Table 4. Rank-1 recognition rates for different methods on CUFSF database.
Fig. 7.
figure 7

Sample Sketch and photo images and their corresponding ZZPLELD images from CUFSF database. (a) Photo-ZZPLELD images after applying \(3\times 3\) LZZBP on both extremum LELD, (b) Sketch-ZZPLELD images after applying \(3\times 3\) LZZBP on both extremum LELD, (c) Photo-ZZPLELD images after applying \(5\times 5\) LZZBP on maximum LELD, (d) Sketch-ZZPLELD images after applying \(5\times 5\) LZZBP on maximum LELD, (e) Photo-ZZPLELD images after applying \(5\times 5\) LZZBP on minimum LELD, (f) Sketch-ZZPLELD images after applying \(5\times 5\) LZZBP on minimum LELD.

3.4 Rank-1 Recognition Results on NIR-VIS CASIA-HFB Database

This database has 200 subjects with probe images captured in the near-infrared and gallery images captured in the visible light. Each and every subject has 4 NIR images and 4 VIS images with pose and expression variations. All the frontal faces in the database are cropped manually by setting approximately the same eye levels and resized to \(120\times 120\) pixels. This database follows standard evaluation protocols.

Table 5. Rank-1 recognition rates for different methods on CASIA-HFB database of 200 subjects.
Fig. 8.
figure 8

Sample VIS and NIR images and their corresponding ZZPLELD images from CASIA-HFB database, (a) VIS-ZZPLELD images after applying \(3\times 3\) LZZBP on both extremum LELD, (b) NIR-ZZPLELD images after applying \(3\times 3\) LZZBP on both extremum LELD, (c) VIS-ZZPLELD images after applying \(5\times 5\) LZZBP on maximum LELD, (d) NIR-ZZPLELD images after applying \(5\times 5\) LZZBP on maximum LELD, (e) VIS-ZZPLELD images after applying \(5\times 5\) LZZBP on minimum LELD, (f) NIR-ZZPLELD images after applying \(5\times 5\) LZZBP on minimum LELD.

The output result is also tested against other state-of-the-art methods (KP-RS, LCKS-CSR, THFM). Table 5 shows the rank-1 accuracy of the proposed method and other state-of-the-art methods. The rank-1 recognition of all those methods, mentioned above, is found from different published papers.

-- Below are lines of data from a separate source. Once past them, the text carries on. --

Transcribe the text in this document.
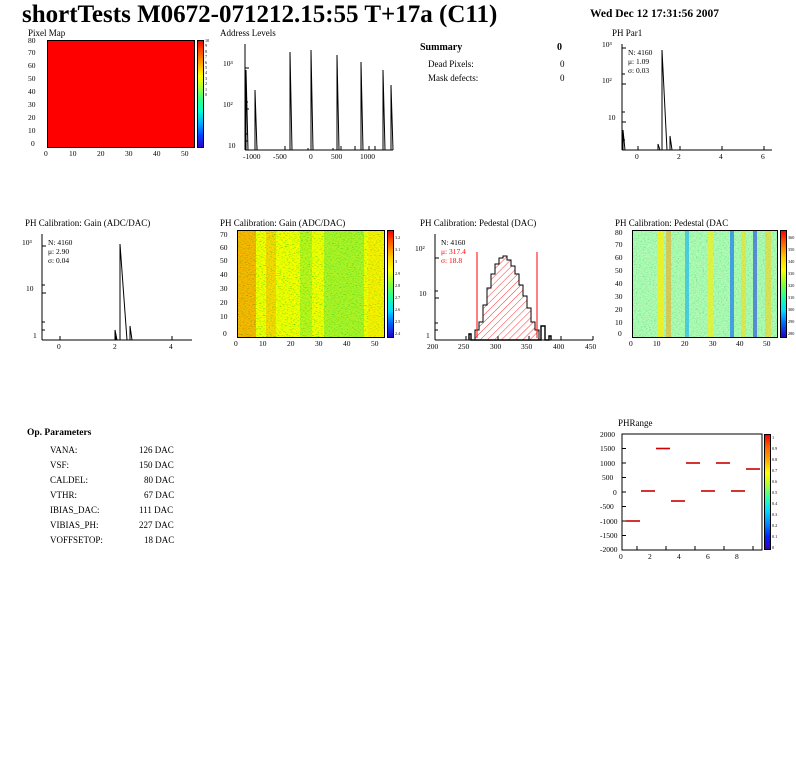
shortTests M0672-071212.15:55 T+17a (C11)	Wed Dec 12 17:31:56 2007
Pixel Map
10
9
8
7
6
5
4
3
2
1
0
80
70
60
50
40
30
20
10
0
0	10	20	30	40	50
Address Levels
10³
10²
10
-1000 -500	0 500 1000
Summary	0
Dead Pixels:	0
Mask defects:	0
PH Par1
N: 4160
μ: 1.09
σ: 0.03
10³
10²
10
0	2	4	6
PH Calibration: Gain (ADC/DAC)
N: 4160
μ: 2.90
σ: 0.04
10³
10
1
0	2	4
PH Calibration: Gain (ADC/DAC)
3.2
3.1
3
2.9
2.8
2.7
2.6
2.5
2.4
70
60
50
40
30
20
10
0
0	10	20	30	40	50
PH Calibration: Pedestal (DAC)
N: 4160
μ: 317.4
σ: 18.8
10²
10
1
200	250	300	350	400	450
PH Calibration: Pedestal (DAC
360
350
340
330
320
310
300
290
280
80
70
60
50
40
30
20
10
0
0	10	20	30	40	50
Op. Parameters
VANA:	126 DAC
VSF:	150 DAC
CALDEL:	80 DAC
VTHR:	67 DAC
IBIAS_DAC:	111 DAC
VIBIAS_PH:	227 DAC
VOFFSETOP:	18 DAC
PHRange
1
0.9
0.8
0.7
0.6
0.5
0.4
0.3
0.2
0.1
0
2000
1500
1000
500
0
-500
-1000
-1500
-2000
0	2	4	6	8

The rank-1 recognition accuracy of the proposed method is 99.39%, and it is better than other methods. One sample NIR-VIS pair image from CASIA-HFB database and its different levels of ZZPLELD is shown in Fig. 8.

4 Conclusion

We have presented a novel modality-invariant feature representation ZZPLELD for HFR. It is a combination of LELD and LZZBP to boost the performance of HFR. The proposed LELD is an illumination-invariant image representation. To capture the local patterns of LELD a novel zigzag binary pattern (LZZBP) is proposed. Since the entire database images used in the experiment are in a frontal mode without rotation, we have not thought about whether LZZBP will work good in huge rotation variations or not.

Experimental results on illumination variations, sketch-photo and NIR-VIS databases, it shows the supremacy in rank-1 recognition than other compared methods. The result shows ZZPLELD has a good verification and discriminating ability in heterogeneous face recognition.

LELD can easily be used as a preprocessing stage to remove illumination variations, and to enhance edge features. Therefore, it has a long range of applications for illumination variations to heterogeneous face recognition. Since the entire database images used in the experiment are in a frontal mode without rotation, we have not thought about whether LZZBP will work well on huge rotation variations or not. In future a rotation-invariant LZZBP can be thought of texture analysis. Again, how ZZPLELD will work on other facial variations like pose, expression, etc. that also need a further investigation. At the same time, a further investigation is also required to search other application domains for ZZPLELD.